Il s'arrête fixement face à La voiture
et refait son trajet à distance de la série dans le sens
inverse, en regardant la série au fur et à mesure de sa marche
(Annexe 55 p. 39). Il regarde à nouveau Les palmiers, et sa
distance par rapport à l'oeuvre est assez importante: il se situe au
niveau du premier pilier de l'espace principal (Annexe 56 p. 40). Puis, il
repart dans l'autre sens pour rejoindre Océan Pacifique.
Il avance jusqu'à l'angle gauche du lino orange et fixe
du regard le dessin au fusain (Annexe 57 p. 40). Puis, il contourne ce
dispositif par l'extérieur et jette un nouveau un coup d'oeil sur le
dernier dessin de la série Tempête orange (La
voiture).
Il atteint directement la série Castle Bravo,
et en passant devant la succession des différents dessins, son
regard se fait plus lent et progressif. Il s'arrête au niveau du
7ème dessin, à distance de la série et presque
au fond de l'Espace n°2 (Annexe 58 p. 41).

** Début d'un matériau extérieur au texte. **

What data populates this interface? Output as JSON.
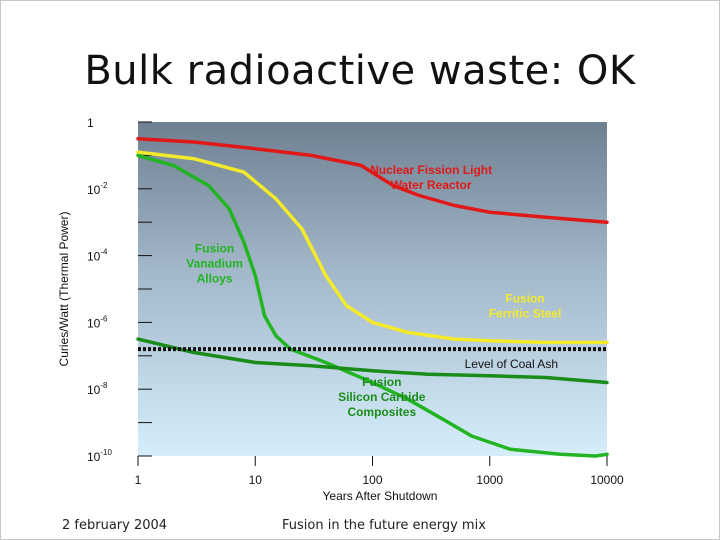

Puis, il balaye plusieurs fois la série du regard et
continue sa déambulation, en regardant très brièvement par
la fenêtre de l'Espace n°2. Il va directement dans l'Espace n°3
de l'environnement Trame, en baissant un peu la tête dans le
couloir du fait de sa grande taille.
Il s'arrête directement vers la fenêtre, en jetant
un coup d'oeil au passage. Il s'asseoit sur le rebord de cette fenêtre,
en croisant les mains et les jambes (Annexe 59 p.41). Il regarde l'oeuvre de
haut en bas, de gauche à droite puis de bas en haut.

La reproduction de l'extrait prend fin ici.